Damascus synagogue
Syrian ambassador to US says plan to restore 11 synagogues across country 'has nothing to do with the conflict and is not a gesture to the Israelis'
Syrian President Bashar Assad has approved the renovation of 11 synagogues across the country.
Renovation experts plan to complete the restoration of the Al-Raqi Synagogue in the old Jewish quarter of Damascus by the end of the month as the renovation of 10 other synagogues in Syria's major cities continues.
Assad sees the rebuilding of Jewish Damascus in the context of preserving the secularism of Syria,” Josh Landis, director of the Center for Middle East Studies at the University of Oklahoma in Norman, told the Wall Street Journal. “This is an effort by the regime to show its seriousness and an olive branch to the Jewish community in America, which they have been wooing.”
The project was likely executed following Assad's meeting two months ago with Malcolm Hoenlein, executive vice chairman of the Conference of Presidents of Major American Jewish Organizations.
At the time, Hoenlein denied reports that he was sent to relay a message to the Syrian president from Prime Minister Benjamin Netanyahu. He said he arrived to discuss a sensitive issue, related to the Jewish synagogues and cemeteries in Syria and received a "very positive response from Assad."

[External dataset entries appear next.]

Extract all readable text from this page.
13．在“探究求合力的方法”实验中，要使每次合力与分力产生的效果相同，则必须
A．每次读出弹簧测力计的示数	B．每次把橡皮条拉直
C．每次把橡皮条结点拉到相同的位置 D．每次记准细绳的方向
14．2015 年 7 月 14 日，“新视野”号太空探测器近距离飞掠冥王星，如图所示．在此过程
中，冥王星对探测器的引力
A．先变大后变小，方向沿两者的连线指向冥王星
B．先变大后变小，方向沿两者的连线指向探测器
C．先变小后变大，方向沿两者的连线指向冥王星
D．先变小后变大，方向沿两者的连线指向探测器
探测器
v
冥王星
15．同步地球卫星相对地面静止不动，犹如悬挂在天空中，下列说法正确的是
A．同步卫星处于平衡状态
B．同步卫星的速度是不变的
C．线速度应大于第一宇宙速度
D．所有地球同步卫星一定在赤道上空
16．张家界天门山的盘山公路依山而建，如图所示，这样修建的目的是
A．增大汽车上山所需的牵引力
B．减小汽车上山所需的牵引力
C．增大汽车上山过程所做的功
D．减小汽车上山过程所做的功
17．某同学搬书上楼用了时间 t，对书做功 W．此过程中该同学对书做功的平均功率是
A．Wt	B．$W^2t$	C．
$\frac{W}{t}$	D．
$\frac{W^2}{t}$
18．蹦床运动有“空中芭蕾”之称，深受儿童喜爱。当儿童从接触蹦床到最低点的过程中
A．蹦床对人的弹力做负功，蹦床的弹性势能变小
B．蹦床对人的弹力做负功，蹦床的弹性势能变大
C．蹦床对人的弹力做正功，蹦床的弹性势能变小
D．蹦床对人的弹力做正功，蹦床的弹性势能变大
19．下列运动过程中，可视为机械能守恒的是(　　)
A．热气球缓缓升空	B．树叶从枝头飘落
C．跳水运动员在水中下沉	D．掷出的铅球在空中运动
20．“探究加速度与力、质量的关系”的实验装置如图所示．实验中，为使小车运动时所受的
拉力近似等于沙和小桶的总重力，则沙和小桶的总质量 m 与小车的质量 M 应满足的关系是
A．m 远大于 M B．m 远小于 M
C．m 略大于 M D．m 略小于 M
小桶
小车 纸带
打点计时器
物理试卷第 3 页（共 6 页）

Despite the generous move, it is probably not meant as a message from Syria to Israel. "It has nothing to do with the Israeli-Syrian conflict," Syrian Ambassador to the US Imad Mustafa said Monday. "This is not a gesture to the Israelis."
Seeking closer ties with Syrian Jews
Commentators estimated that the move was aimed at improving Assad's image in the American administration, which views him as Iran's ally and a disturbance in Lebanon.
According to the commentators, the president seeks to use the gesture in order to strengthen Syria's ties with the large Syrian-Jewish community centered in Brooklyn, New York and New Jersey.
Many of the community members, estimated at 75,000, maintain close ties with Syria. Some of them visit their birthplaces and conduct regular business relations in the country.
Over the years, dozens of the community members returned to Syria after experiencing absorption difficulties in the US, mainly financial.